Furthermore, WHO in collaboration with the German Programme for International Collaboration and the British Department for International Development worked with partners in Ghana on developing initiatives for healthy workplaces. The project emphasized the responsibility of companies for protecting and promoting the health of workers. The WHO healthy workplace initiative is a comprehensive approach to dealing with health at the workplaces, by improving the physical and psychological working environment and strengthening personal health resources. The initiative also encourages businesses (enterprises) to act responsibility in creating healthier workplaces. WHO also supported a conference on occupational health in small and medium scale enterprises, organized by the International Commission on Occupational Health in Accra, Ghana, in 2011. The conference discussed the ways of addressing occupational health problems in small enterprises and in the informal sector in Africa.

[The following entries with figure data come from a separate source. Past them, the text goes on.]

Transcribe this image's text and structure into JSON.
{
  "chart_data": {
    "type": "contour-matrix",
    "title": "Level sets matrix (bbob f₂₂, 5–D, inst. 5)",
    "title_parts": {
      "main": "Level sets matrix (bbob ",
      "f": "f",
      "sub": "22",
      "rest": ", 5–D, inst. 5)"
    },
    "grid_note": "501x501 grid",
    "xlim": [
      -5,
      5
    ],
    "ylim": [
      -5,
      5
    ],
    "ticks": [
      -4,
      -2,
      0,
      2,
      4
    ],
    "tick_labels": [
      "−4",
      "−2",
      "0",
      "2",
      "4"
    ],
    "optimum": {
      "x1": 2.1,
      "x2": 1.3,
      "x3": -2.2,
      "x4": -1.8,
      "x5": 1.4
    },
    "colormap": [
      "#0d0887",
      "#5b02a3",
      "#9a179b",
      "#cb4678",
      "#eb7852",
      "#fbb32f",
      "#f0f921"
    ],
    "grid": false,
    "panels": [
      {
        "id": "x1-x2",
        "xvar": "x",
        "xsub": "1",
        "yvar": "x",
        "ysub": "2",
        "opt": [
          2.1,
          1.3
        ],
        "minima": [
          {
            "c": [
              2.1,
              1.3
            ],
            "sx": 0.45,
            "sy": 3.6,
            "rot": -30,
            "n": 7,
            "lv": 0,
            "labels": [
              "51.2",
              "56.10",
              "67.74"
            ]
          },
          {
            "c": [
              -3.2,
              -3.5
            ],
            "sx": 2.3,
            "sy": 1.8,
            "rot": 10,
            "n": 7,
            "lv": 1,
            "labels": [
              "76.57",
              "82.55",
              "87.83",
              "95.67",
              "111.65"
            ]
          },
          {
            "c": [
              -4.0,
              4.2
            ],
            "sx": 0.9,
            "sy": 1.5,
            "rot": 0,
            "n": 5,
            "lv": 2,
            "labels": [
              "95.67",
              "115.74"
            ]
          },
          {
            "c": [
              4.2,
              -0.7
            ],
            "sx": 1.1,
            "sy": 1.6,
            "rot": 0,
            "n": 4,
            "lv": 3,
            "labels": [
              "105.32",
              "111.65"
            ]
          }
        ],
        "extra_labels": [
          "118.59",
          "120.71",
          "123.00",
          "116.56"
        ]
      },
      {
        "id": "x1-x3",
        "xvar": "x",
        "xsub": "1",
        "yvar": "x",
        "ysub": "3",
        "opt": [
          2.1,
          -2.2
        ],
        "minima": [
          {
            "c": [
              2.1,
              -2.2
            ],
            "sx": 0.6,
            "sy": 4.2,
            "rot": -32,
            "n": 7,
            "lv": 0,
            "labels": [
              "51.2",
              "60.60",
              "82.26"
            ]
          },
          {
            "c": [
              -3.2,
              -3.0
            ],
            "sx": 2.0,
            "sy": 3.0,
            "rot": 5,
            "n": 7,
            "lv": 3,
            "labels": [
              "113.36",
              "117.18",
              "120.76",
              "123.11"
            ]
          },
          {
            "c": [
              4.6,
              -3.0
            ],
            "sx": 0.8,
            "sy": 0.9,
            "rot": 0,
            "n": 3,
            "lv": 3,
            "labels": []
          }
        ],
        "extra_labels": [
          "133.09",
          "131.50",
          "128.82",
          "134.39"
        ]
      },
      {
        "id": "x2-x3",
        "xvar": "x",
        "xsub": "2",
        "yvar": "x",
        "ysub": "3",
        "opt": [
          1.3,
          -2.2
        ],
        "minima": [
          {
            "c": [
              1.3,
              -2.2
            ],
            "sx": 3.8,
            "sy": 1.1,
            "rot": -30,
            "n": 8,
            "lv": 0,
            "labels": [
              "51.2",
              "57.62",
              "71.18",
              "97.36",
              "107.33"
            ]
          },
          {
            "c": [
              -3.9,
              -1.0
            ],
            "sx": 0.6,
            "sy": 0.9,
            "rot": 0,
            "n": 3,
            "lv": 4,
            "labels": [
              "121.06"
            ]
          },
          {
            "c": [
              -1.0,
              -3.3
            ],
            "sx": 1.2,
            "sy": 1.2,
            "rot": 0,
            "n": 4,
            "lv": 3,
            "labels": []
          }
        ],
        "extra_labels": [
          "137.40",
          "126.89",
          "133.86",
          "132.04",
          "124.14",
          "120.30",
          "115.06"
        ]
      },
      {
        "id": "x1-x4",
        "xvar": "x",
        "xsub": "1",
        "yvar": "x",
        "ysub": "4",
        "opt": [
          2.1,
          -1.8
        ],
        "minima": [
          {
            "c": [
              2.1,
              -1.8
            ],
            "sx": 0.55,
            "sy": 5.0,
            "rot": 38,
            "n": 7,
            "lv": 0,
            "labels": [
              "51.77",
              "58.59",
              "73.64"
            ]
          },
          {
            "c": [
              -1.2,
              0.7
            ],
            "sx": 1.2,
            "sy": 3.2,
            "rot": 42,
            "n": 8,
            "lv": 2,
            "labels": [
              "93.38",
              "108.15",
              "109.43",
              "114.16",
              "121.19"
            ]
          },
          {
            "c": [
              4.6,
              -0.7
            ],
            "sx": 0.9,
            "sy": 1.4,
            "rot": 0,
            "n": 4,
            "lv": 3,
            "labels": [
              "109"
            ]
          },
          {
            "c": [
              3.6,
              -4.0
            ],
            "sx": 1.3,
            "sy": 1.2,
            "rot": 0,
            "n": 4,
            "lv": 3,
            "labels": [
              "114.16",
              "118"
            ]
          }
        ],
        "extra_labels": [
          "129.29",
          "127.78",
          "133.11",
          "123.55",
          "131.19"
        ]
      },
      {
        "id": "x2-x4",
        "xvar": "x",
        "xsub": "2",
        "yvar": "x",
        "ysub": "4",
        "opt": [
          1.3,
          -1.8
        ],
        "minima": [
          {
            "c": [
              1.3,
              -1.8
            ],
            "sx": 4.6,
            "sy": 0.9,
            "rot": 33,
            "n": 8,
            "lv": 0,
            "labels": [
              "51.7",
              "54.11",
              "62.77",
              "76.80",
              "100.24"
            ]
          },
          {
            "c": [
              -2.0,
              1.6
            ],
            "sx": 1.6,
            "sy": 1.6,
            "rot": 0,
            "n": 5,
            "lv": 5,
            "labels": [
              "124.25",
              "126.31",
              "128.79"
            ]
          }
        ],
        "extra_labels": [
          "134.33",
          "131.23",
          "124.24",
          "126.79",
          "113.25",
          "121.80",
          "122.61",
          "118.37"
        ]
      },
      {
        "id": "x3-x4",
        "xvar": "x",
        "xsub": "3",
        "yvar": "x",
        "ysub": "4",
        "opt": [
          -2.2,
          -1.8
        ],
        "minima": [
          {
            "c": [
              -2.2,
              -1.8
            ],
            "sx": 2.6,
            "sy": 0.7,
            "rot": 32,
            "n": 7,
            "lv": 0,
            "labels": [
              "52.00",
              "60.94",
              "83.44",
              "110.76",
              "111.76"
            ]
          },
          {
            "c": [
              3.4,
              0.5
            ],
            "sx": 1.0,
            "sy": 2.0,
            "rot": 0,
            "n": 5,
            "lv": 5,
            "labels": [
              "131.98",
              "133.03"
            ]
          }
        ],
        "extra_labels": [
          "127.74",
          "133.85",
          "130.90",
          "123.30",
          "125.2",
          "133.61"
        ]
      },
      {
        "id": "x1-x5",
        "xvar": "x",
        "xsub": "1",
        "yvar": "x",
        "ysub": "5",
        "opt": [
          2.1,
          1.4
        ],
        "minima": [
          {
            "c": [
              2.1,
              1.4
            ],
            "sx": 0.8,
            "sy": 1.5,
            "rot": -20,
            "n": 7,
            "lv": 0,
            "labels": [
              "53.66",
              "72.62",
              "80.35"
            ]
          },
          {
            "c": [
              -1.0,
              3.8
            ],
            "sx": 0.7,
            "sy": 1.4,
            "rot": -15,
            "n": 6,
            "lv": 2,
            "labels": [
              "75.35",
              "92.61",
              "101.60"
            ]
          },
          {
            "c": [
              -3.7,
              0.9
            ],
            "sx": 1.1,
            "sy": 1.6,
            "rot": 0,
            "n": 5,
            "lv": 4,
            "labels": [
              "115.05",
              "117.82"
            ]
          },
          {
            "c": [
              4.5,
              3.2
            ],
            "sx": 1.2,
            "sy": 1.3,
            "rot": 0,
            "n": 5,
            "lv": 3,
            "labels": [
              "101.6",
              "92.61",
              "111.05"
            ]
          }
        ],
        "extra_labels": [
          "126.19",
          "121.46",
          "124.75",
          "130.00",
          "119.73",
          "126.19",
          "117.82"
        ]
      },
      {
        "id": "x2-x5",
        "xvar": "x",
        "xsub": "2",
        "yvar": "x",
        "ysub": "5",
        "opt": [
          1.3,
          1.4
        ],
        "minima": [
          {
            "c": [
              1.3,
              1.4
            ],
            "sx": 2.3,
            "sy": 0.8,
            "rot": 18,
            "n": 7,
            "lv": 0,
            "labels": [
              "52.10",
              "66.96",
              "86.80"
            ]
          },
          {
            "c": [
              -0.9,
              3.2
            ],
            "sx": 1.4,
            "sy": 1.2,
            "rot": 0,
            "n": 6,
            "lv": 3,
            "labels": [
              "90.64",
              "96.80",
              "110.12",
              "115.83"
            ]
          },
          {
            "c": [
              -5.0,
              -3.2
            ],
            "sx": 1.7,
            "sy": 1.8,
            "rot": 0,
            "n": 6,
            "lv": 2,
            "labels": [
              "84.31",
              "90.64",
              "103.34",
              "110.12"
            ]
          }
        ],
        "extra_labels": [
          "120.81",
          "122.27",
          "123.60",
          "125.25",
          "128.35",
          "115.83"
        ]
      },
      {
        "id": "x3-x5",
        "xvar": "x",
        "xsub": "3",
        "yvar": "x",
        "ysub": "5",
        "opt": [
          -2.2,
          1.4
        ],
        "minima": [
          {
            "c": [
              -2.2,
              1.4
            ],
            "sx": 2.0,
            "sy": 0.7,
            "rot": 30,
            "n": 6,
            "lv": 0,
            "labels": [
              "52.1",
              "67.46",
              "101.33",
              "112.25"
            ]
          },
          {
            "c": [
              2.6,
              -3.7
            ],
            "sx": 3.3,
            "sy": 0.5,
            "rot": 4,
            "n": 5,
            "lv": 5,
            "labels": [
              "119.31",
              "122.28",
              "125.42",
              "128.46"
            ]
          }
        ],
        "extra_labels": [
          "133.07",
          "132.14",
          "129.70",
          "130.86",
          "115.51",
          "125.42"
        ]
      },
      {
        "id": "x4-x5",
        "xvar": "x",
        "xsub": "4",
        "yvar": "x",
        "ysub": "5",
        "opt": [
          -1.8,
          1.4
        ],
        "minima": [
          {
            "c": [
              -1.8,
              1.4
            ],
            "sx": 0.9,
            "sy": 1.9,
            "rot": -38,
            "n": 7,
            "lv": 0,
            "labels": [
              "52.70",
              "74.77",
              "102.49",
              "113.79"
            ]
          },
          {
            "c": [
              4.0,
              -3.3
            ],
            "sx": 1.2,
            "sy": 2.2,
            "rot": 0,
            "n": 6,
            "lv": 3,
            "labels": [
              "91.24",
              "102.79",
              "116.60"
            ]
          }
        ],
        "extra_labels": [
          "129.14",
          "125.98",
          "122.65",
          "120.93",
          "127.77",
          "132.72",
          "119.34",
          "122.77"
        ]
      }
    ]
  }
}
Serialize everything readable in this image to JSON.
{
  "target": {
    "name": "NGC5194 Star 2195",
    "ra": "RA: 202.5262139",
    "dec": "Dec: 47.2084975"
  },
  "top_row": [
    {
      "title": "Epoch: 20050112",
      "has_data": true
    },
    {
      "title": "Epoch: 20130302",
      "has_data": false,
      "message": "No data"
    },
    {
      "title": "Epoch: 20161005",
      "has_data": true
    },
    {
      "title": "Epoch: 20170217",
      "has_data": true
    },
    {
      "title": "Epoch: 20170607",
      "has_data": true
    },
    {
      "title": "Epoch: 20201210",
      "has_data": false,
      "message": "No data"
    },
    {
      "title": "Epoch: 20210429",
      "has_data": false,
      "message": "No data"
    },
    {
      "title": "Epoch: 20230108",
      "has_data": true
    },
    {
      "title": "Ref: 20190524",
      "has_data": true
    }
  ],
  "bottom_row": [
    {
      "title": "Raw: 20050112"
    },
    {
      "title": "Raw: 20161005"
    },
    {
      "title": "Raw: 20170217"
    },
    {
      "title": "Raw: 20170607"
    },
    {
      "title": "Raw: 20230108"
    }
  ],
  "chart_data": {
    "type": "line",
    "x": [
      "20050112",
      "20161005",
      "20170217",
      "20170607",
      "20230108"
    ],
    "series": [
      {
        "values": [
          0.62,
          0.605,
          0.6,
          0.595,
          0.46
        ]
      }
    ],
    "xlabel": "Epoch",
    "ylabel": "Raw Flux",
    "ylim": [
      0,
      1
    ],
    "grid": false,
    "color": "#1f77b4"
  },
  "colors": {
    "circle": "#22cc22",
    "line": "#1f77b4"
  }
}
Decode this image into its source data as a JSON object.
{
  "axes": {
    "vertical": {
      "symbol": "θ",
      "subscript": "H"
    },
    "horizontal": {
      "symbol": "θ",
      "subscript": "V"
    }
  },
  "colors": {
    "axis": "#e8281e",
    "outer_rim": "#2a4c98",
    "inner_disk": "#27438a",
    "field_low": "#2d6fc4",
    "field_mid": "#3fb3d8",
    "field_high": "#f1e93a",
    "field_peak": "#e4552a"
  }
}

In 2010, WHO in collaboration with ILO developed a new tool for Work Improvement in the Health Sector called Health WISE based on the Work Improvement in Small Enterprises (WISE ). This is an action-oriented and practical tool for introducing changes in the workplace through combined efforts from both management and employees, which further ensures sustainability of the changes. This approach to improving working conditions in the health sector provides examples of smart, simple, and low-cost practices that can be applied in any workplace setting. In 2010 and 2011, the draft Health WISE tool was piloted in Tanzania and in Senegal. WHO also provided technical assistance to Nigeria, Tanzania (Zanzibar), and Namibia for implementing national campaigns for immunizing healthcare workers against Hepatitis B.

Additional support for implementing action on workers' health in African countries was provided through the Global Network of WHO Collaborating Centres for occupational health (CCs). The WHO CC at the University of Abomey-Calavi in Benin organized several events for building capacities for occupational health in African countries, including a forum for the occupational health and safety committees, a regional symposium on recognition and prevention of occupational diseases and training on occupational health in recycling works.